Je crois beaucoup à l’exigence de politiques publiques au niveau national. Cela n’empêche pas de les décliner et de mettre en œuvre des volontés politiques au niveau territorial.

Si on veut inciter au développement durable et intervenir en matière de vente à la découpe, par exemple, les décisions qu’on prendra ne pourront l’être qu’au niveau national. Ces décisions impliquent des choix politiques, des exigences qu’il faudra imposer et qui toucheront aux lois du marché.

Nous avons besoin de leviers pour mener nos politiques. Si nous avions conservé un pôle bancaire public, peut-être aurions-nous pu davantage utiliser le levier bancaire. Malheureusement, les banques ne font pas d’angélisme et elles cherchent, à terme, à faire le maximum de profit.

De la même façon, maintenant que le capital d’EDF a été ouvert au privé et que ses actionnaires vont veiller à leurs profits, on ne pourra pas mener la même politique que si elle était restée une entreprise publique.

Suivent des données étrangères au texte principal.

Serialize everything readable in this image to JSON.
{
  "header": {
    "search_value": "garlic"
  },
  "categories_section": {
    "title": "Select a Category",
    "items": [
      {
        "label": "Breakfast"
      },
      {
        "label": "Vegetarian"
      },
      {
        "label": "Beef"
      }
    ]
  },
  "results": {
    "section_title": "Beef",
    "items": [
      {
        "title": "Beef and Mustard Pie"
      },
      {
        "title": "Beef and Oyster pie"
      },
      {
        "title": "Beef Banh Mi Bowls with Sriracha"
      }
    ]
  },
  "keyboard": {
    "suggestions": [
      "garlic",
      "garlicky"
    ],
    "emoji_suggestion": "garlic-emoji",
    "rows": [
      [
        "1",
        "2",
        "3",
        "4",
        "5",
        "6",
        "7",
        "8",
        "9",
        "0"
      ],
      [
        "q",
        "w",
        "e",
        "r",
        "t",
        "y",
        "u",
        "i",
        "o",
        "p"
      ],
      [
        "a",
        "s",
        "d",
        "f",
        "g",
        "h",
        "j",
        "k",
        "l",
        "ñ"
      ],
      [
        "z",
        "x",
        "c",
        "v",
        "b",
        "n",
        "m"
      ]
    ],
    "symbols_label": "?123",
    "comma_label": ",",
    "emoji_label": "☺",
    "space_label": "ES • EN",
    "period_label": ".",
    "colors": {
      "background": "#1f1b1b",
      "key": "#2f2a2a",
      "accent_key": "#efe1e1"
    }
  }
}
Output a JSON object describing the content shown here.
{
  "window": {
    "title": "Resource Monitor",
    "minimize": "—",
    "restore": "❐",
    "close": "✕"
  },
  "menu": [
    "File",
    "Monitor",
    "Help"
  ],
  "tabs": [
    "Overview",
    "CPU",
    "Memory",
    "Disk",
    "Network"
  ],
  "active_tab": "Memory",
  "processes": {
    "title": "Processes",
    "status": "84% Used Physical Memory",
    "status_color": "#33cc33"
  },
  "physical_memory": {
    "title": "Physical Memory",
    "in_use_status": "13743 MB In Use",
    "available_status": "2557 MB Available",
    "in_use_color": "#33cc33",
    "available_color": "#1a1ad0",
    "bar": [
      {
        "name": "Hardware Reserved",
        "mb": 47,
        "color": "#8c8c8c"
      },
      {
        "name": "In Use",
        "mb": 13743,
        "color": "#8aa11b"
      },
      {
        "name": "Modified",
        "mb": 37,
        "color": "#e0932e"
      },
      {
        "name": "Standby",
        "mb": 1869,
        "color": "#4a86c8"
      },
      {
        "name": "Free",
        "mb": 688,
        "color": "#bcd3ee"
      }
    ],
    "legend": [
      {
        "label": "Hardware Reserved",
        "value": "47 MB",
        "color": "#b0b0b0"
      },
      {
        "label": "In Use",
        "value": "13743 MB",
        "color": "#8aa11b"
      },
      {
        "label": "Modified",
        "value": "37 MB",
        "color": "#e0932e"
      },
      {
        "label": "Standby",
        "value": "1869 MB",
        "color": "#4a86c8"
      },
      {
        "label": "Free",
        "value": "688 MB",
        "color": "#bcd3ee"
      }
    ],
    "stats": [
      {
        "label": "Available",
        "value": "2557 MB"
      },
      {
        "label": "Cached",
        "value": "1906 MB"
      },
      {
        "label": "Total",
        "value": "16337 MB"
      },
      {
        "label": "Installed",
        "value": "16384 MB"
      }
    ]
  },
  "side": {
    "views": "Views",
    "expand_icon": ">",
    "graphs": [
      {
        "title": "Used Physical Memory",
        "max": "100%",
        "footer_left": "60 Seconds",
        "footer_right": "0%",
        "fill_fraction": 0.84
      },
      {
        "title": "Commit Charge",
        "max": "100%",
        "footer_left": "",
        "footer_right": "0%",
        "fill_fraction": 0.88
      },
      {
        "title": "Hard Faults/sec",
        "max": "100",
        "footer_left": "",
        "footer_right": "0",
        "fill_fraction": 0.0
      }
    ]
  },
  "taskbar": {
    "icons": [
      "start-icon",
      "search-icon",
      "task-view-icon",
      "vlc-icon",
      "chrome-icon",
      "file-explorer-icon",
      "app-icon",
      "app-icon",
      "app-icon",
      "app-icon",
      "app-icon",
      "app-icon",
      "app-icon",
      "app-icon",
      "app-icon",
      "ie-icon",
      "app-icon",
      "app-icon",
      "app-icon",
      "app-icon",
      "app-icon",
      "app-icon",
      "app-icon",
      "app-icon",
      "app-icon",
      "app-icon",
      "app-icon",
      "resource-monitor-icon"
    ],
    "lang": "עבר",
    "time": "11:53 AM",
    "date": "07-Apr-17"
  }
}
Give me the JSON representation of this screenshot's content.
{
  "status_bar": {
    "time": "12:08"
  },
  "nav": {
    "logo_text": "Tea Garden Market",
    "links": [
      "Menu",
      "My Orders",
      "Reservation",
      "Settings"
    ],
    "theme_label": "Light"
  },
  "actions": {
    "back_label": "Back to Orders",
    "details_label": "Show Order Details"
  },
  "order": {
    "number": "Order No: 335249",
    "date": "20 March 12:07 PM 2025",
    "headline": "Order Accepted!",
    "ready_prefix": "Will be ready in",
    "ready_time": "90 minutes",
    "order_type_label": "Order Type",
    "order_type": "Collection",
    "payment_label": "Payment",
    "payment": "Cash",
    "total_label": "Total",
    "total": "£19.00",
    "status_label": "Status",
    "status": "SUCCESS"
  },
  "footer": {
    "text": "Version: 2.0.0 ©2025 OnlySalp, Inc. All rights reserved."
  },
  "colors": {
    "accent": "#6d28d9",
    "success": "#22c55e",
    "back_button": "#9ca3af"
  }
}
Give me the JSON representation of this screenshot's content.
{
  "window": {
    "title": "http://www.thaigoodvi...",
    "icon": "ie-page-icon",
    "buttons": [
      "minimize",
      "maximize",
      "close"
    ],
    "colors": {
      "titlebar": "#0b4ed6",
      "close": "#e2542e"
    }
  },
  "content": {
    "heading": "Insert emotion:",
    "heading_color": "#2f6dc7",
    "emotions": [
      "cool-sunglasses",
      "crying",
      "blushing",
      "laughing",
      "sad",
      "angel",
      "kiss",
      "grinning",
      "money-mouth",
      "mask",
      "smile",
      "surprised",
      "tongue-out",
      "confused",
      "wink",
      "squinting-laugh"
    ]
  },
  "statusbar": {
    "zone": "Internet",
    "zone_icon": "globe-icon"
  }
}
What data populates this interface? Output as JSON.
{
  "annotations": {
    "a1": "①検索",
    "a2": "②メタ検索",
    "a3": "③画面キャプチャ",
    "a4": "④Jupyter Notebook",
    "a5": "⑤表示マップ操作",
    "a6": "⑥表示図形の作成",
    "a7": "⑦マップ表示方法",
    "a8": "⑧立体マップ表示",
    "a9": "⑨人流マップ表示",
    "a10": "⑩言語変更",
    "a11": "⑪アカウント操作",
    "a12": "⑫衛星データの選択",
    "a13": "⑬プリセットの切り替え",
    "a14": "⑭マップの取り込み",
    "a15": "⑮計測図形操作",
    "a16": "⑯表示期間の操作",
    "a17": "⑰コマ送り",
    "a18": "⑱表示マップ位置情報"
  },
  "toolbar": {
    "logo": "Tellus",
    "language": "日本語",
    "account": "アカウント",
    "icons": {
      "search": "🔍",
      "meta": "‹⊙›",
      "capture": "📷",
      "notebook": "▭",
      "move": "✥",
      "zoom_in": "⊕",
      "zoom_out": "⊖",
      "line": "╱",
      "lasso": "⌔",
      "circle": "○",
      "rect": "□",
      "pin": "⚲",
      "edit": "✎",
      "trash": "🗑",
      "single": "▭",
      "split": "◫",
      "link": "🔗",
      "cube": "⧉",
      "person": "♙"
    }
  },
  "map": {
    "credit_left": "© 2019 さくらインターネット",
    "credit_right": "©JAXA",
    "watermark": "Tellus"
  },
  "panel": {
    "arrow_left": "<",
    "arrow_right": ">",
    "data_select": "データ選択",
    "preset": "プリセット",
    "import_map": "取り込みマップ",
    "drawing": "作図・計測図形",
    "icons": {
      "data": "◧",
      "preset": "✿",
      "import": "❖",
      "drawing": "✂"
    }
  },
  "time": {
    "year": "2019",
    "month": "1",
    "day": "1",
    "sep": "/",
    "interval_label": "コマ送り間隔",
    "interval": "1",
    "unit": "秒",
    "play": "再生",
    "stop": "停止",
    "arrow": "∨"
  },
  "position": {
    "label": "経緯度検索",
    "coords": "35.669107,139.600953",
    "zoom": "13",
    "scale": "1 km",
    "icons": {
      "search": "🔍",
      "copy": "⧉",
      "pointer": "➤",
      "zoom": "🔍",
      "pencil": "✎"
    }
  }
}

On a parlé des architectes des Bâtiments de France. Mais ce n’est pas au niveau local qu’on résoudra le problème qui a été soulevé. C’est au niveau national, à travers les orientations qu’on aura fixées.

Conservons donc des politiques publiques nationales, dans la mesure où l’on considère encore que l’État peut jouer son rôle, ce que le libéralisme ambiant ne permet pas toujours.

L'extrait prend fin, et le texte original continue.